The film includes interviews with professor of government Andrew Mertha and other faculty; Hun Sen, who was put into power by Vietnam following its war with Cambodia; and exiled opposition leader Sam Rainsy. Journalists, historians and U.S. State Department officials also lent historical perspective on events including the secret U.S. bombing of Cambodia; and the son of a former prime minister says he is convinced the CIA had a hand in the Khmer Rouge coming to power.

A usually reluctant subject, Hun Sen agreed to an interview, threw out his prepared answers and had a free-ranging conversation with Lieberman at a New York City hotel.

“We were at it for two solid hours,” Lieberman said. “Usually, with celebrities and politicians, they have one foot out the door the whole time. Not this guy.” The footage from the rare interview, he said, is “a valuable document.”

He also interviewed John Gunther Dean, 90, the last American ambassador to Cambodia before Khmer rule. Lieberman discovered that they attended the same school and both of their families had fled Germany and settled among other Jewish refugees in Kew Gardens, Queens. Lieberman explored the neighborhood’s story in his 2007 film “Last Stop Kew Gardens.”

Boy in barred window
Robert Lieberman/Provided
A boy peers through a barred window in Mondulkiri Province, Cambodia.

The new film follows the international success of Lieberman’s documentary, “They Call It Myanmar,” a 2012 New York Times Critics’ Pick. His current project is an animated feature adapting his 2015 novel “The Nazis, My Father and Me,” being made in Paris with “The Triplets of Belleville” producer Didier Brunner.

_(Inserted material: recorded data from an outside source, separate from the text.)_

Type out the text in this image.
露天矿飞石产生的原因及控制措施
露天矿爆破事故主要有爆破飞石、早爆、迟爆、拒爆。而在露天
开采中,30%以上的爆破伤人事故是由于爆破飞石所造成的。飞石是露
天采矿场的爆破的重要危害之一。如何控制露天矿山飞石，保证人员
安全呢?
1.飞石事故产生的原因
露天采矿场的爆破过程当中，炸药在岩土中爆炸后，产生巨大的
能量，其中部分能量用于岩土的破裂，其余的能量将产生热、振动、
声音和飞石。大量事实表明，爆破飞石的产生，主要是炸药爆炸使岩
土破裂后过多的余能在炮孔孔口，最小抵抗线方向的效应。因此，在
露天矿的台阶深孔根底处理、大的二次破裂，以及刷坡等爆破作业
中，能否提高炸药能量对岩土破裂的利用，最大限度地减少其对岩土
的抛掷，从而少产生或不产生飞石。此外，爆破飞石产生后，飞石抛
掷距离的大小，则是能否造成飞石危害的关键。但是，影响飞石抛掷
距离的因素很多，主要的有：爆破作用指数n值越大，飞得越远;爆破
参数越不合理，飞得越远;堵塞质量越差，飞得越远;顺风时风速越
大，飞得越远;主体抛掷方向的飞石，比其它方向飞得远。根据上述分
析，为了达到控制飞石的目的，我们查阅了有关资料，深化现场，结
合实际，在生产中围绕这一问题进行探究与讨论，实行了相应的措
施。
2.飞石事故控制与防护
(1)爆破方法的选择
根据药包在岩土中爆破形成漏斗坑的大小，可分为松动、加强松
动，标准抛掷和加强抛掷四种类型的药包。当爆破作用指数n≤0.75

With support from the Cornell Council for the Arts, “Angkor Awakens” was produced by Ithaca-based Photosynthesis Productions, headed by Deborah Hoard, MPS ’78, one of 15 Cornellians involved in the film; others were interviewed or did historical research, music and post-production work. Lieberman, Hoard and editor David Kossack will be present at the Cornell screening.